R/Smallset_Timeline.R
In smallsets: Visual Documentation for Data Preprocessing

Documented in Smallset_Timeline

#' Smallset Timeline
#'
#' @description Builds a Smallset Timeline to visualise data preprocessing
#'   decisions.
#'
#' @param data Dataset that is being preprocessed.
#' @param code R, R Markdown, Python, or Jupyter Notebook data preprocessing script.
#'   Include the filename extension (e.g., "my_code.R", "my_code.Rmd",
#'   "my_code.py", or "my_code.ipynb").
#'   If the script is not in the working directory, include the full file path.
#' @param rowCount Integer between 5-15 for number of Smallset rows.
#' @param rowSelect NULL, 1, or 2. If NULL, Smallset rows are randomly sampled.
#'   If 1, Smallset rows are selected using the coverage optimisation model. If
#'   2, Smallset rows are selected using the coverage + variety optimisation
#'   model, which has a long run time for large datasets. Options 1 and 2 use
#'   the Gurobi solver (v9.1.2) and require a Gurobi license. Please visit
#'   https://www.gurobi.com to obtain a license (free academic licenses are
#'   available).
#' @param rowReturn A logical. TRUE prints, to the console, the row numbers of
#'   the rows selected for the Smallset.
#' @param rowIDs If R preprocessing code, a character vector of row names for 
#'   rows to include in the Smallset. If Python preprocessing code, a numeric vector of 
#'   indices for rows to include in the Smallset.
#' @param ignoreCols Character vector of column names indicating which to
#'   exclude from the Smallset Timeline.
#' @param colours Either 1, 2, or 3 for one of the built-in colour schemes (all
#'   are colourblind-friendly and 2 works on a grey scale, i.e., it's printer-friendly) or a list
#'   with four hex colour codes for added, deleted, edited, and unchanged
#'   (e.g., list(added = "#5BA2A6", deleted = "#DDC492", edited = "#FFC500", unchanged
#'   = "#E6E3DF")).
#' @param printedData A logical. TRUE prints data values in the Smallset
#'   snapshots.
#' @param truncateData Integer for the number of characters in each printed data
#'   value. Results in characters plus an ellipsis.
#' @param ghostData A logical. TRUE includes empty tiles where data have been
#'   removed.
#' @param missingDataTints A logical.
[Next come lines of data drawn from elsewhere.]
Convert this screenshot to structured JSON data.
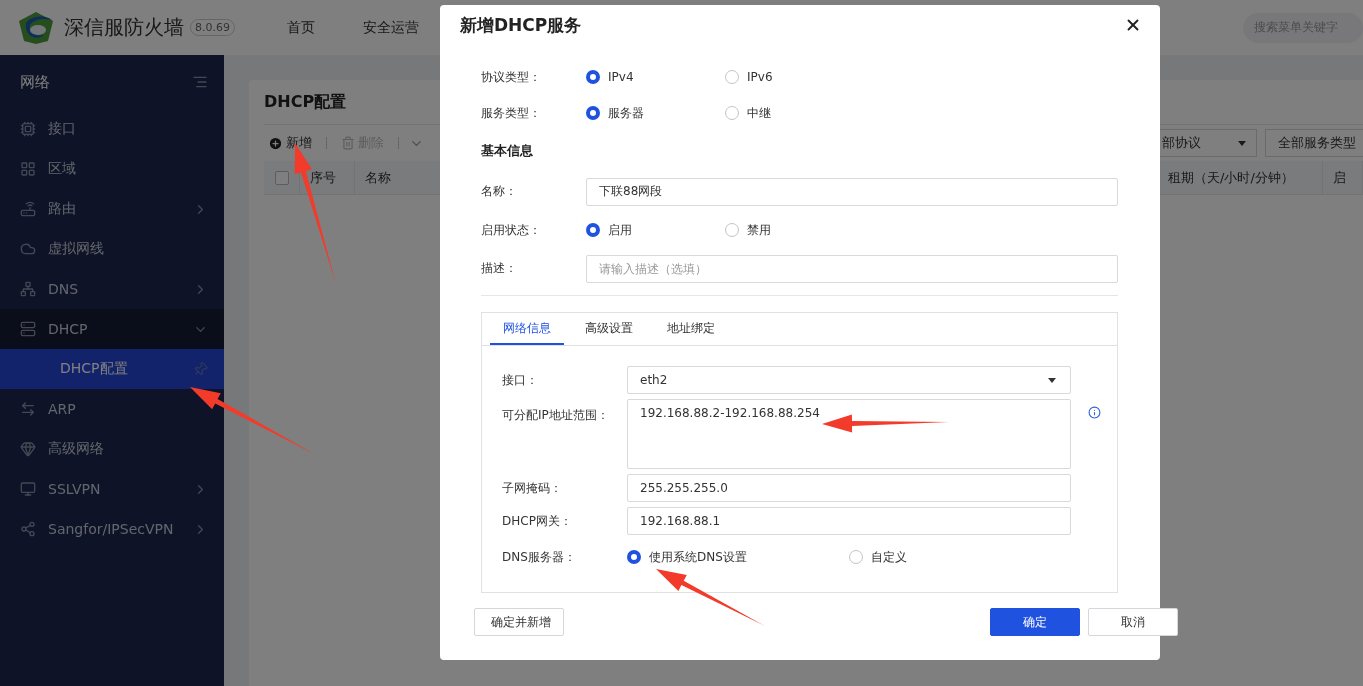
{
  "header": {
    "product": "深信服防火墙",
    "version": "8.0.69",
    "nav": [
      "首页",
      "安全运营"
    ],
    "search_placeholder": "搜索菜单关键字"
  },
  "sidebar": {
    "title": "网络",
    "items": [
      {
        "label": "接口",
        "kind": "link",
        "selected": false
      },
      {
        "label": "区域",
        "kind": "link",
        "selected": false
      },
      {
        "label": "路由",
        "kind": "group",
        "expanded": false,
        "selected": false
      },
      {
        "label": "虚拟网线",
        "kind": "link",
        "selected": false
      },
      {
        "label": "DNS",
        "kind": "group",
        "expanded": false,
        "selected": false
      },
      {
        "label": "DHCP",
        "kind": "group",
        "expanded": true,
        "selected": false,
        "children": [
          {
            "label": "DHCP配置",
            "selected": true
          }
        ]
      },
      {
        "label": "ARP",
        "kind": "link",
        "selected": false
      },
      {
        "label": "高级网络",
        "kind": "link",
        "selected": false
      },
      {
        "label": "SSLVPN",
        "kind": "group",
        "expanded": false,
        "selected": false
      },
      {
        "label": "Sangfor/IPSecVPN",
        "kind": "group",
        "expanded": false,
        "selected": false
      }
    ]
  },
  "page": {
    "title": "DHCP配置",
    "toolbar": [
      {
        "label": "新增",
        "disabled": false
      },
      {
        "label": "删除",
        "disabled": true
      }
    ],
    "filters": [
      {
        "label": "部协议",
        "kind": "dropdown"
      },
      {
        "label": "全部服务类型",
        "kind": "button"
      }
    ],
    "select_all": {
      "checked": false
    },
    "columns": [
      "序号",
      "名称",
      "租期（天/小时/分钟）",
      "启"
    ]
  },
  "dialog": {
    "title": "新增DHCP服务",
    "fields": [
      {
        "kind": "radio",
        "label": "协议类型：",
        "options": [
          {
            "label": "IPv4",
            "selected": true
          },
          {
            "label": "IPv6",
            "selected": false
          }
        ]
      },
      {
        "kind": "radio",
        "label": "服务类型：",
        "options": [
          {
            "label": "服务器",
            "selected": true
          },
          {
            "label": "中继",
            "selected": false
          }
        ]
      },
      {
        "kind": "heading",
        "label": "基本信息"
      },
      {
        "kind": "input",
        "label": "名称：",
        "value": "下联88网段"
      },
      {
        "kind": "radio",
        "label": "启用状态：",
        "options": [
          {
            "label": "启用",
            "selected": true
          },
          {
            "label": "禁用",
            "selected": false
          }
        ]
      },
      {
        "kind": "input",
        "label": "描述：",
        "placeholder": "请输入描述（选填）"
      }
    ],
    "tabs": [
      {
        "label": "网络信息",
        "selected": true
      },
      {
        "label": "高级设置",
        "selected": false
      },
      {
        "label": "地址绑定",
        "selected": false
      }
    ],
    "tab_fields": [
      {
        "kind": "select",
        "label": "接口：",
        "value": "eth2"
      },
      {
        "kind": "textarea",
        "label": "可分配IP地址范围：",
        "value": "192.168.88.2-192.168.88.254"
      },
      {
        "kind": "input",
        "label": "子网掩码：",
        "value": "255.255.255.0"
      },
      {
        "kind": "input",
        "label": "DHCP网关：",
        "value": "192.168.88.1"
      },
      {
        "kind": "radio",
        "label": "DNS服务器：",
        "options": [
          {
            "label": "使用系统DNS设置",
            "selected": true
          },
          {
            "label": "自定义",
            "selected": false
          }
        ]
      }
    ],
    "buttons": [
      {
        "label": "确定并新增",
        "kind": "secondary"
      },
      {
        "label": "确定",
        "kind": "primary"
      },
      {
        "label": "取消",
        "kind": "secondary"
      }
    ]
  }
}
TRUE plots a lighter colour value for a
#'   missing data value.
#' @param align Either "horizontal" or "vertical". For horizontal, snapshots
#'  are plotted left to right. For vertical, snapshots are plotted top
#'  to bottom.
#' @param font Any font installed in R.
#' @param sizing \link{sets_sizing} for size specifications.
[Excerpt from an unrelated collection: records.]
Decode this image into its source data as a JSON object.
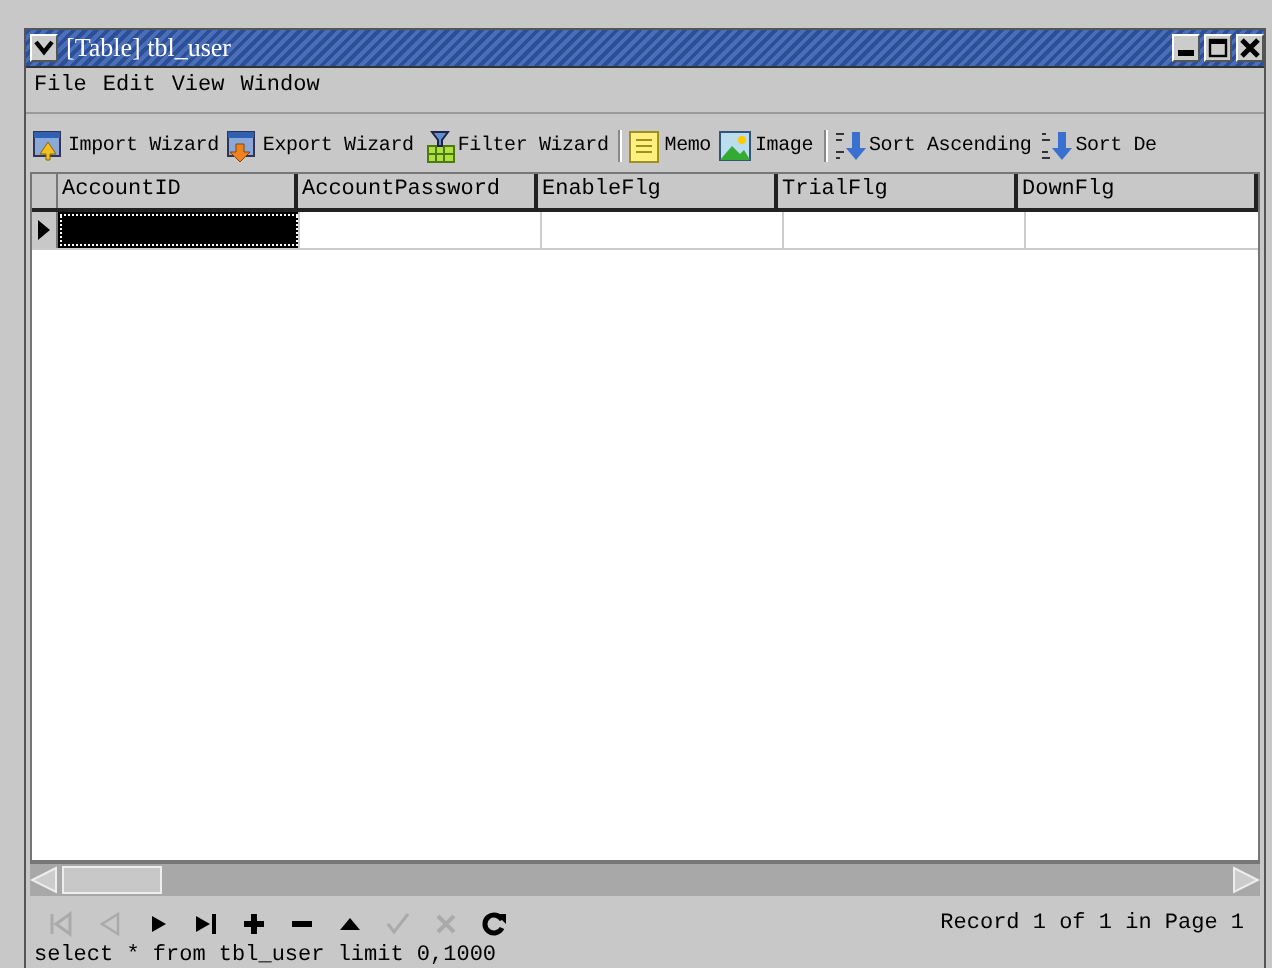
{
  "window": {
    "title": "[Table] tbl_user"
  },
  "menu": [
    "File",
    "Edit",
    "View",
    "Window"
  ],
  "toolbar": [
    [
      "Import Wizard",
      "Export Wizard",
      "Filter Wizard"
    ],
    [
      "Memo",
      "Image"
    ],
    [
      "Sort Ascending",
      "Sort De"
    ]
  ],
  "table": {
    "columns": [
      "AccountID",
      "AccountPassword",
      "EnableFlg",
      "TrialFlg",
      "DownFlg"
    ],
    "rows": [
      {
        "selected": true
      }
    ]
  },
  "navigator": [
    {
      "disabled": true
    },
    {
      "disabled": true
    },
    {
      "disabled": false
    },
    {
      "disabled": false
    },
    {
      "disabled": false
    },
    {
      "disabled": false
    },
    {
      "disabled": false
    },
    {
      "disabled": true
    },
    {
      "disabled": true
    },
    {
      "disabled": false
    }
  ],
  "status": "Record 1 of 1 in Page 1",
  "sql": "select * from tbl_user limit 0,1000"
}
#' @param spacing \link{sets_spacing} for space specifications.
#' @param labelling \link{sets_labelling} for label specifications.
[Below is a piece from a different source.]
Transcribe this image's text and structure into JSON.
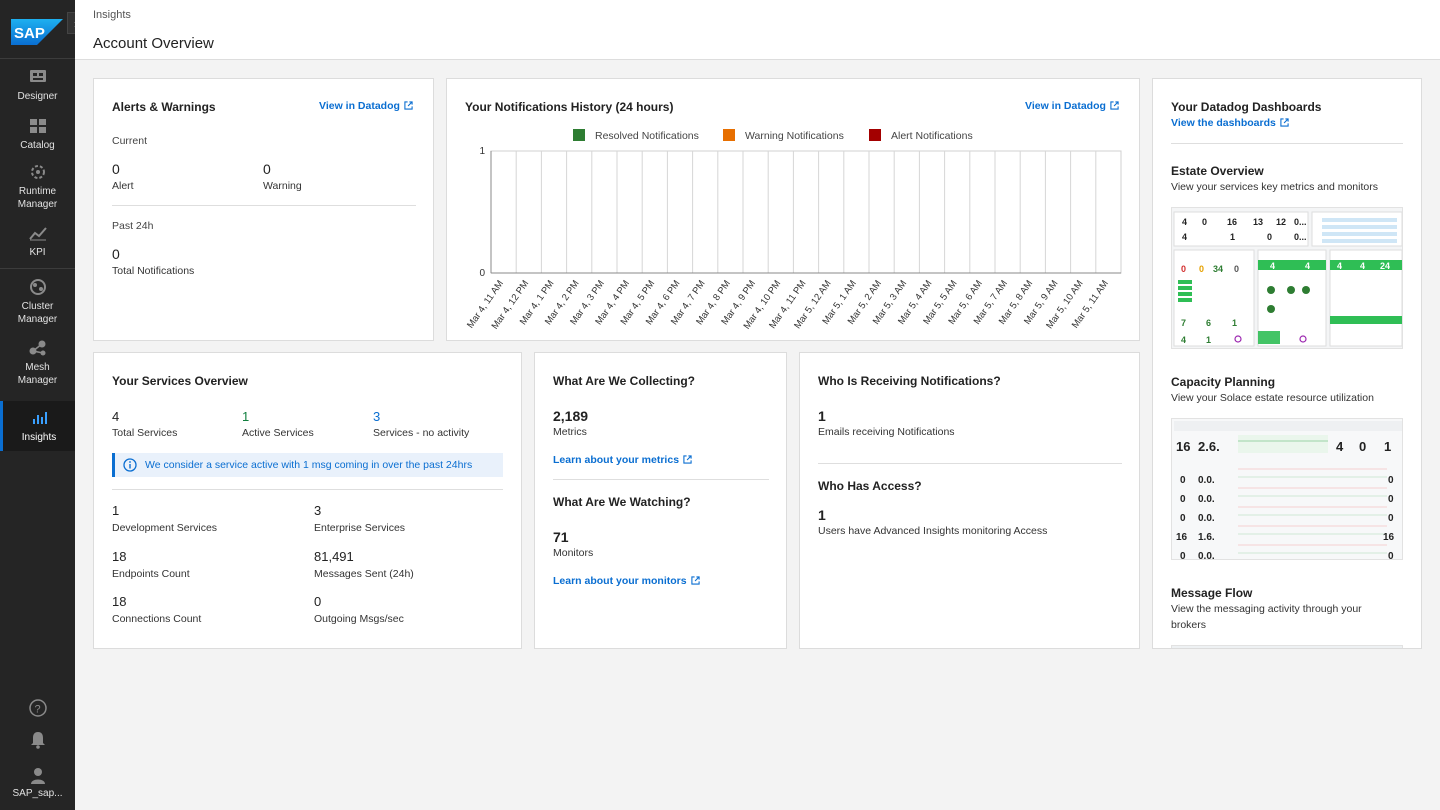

#' @param altText A logical. TRUE generates alternative text (alt text) for the
#'  Smallset Timeline and prints it to the console.
#'
#' @details Prior to running this command, structured comments with snapshot
#'   instructions must be added to the preprocessing script passed to
#'   \code{code}. See section titled "Structured comments" in
#'   \code{vignette("smallsets")} or in the
#'   \href{https://lydialucchesi.github.io/smallsets/articles/smallsets.html#Structured_comments}{online user guide}.
#'
#' @return Returns a Smallset Timeline object, which is a plot consisting of
#'   `ggplot` objects assembled with `patchwork`.
#'
#' @examples
#' set.seed(145)
#'
#' Smallset_Timeline(
#'   data = s_data,
#'   code = system.file("s_data_preprocess.R", package = "smallsets")
#' )
#'
#' @import patchwork rmarkdown
#' @importFrom callr r
#' @importFrom knitr purl
#' @importFrom flextable delete_columns
#' @export

Smallset_Timeline <- function(data,
                              code,
                              rowCount = 5,
                              rowSelect = NULL,
                              rowReturn = FALSE,
                              rowIDs = NULL,
                              ignoreCols = NULL,
                              colours = 1,
                              printedData = FALSE,
                              truncateData = NULL,
                              ghostData = TRUE,
                              missingDataTints = FALSE,
                              align = "horizontal",
                              font = "sans",
                              sizing = sets_sizing(),
                              spacing = sets_spacing(),
                              labelling = sets_labelling(),
                              altText = FALSE) {
  # Check that dataset and R/Python preprocessing code were provided
  if (missing(data)) {
    stop("Must specify data. See ?Smallset_Timeline.")
  }
  
  if (missing(code)) {
    stop("Must specify code. See ?Smallset_Timeline.")
  }
  
  # Check for v1.0.0 commenting system
  comment_check <- readLines(code)
  check1 <- sum(grepl("# smallsets start", comment_check))
  check2 <- sum(grepl("# smallsets end", comment_check))
  if (check1 > 0 | check2 > 0) {
    stop(
    "Old smallsets structured comments detected!
    The structured comments were updated in v2.0.0
    of smallsets. See the vignette or online user
    guide for instructions on the new format."
    )
  }
  
  # Determine programming language 
  lang <- tools::file_ext(code)
  if (!lang %in% c("R", "Rmd", "py", "ipynb")) {
    stop(
      "Preprocessing code must be in an R, Rmd, py, or, ipynb file.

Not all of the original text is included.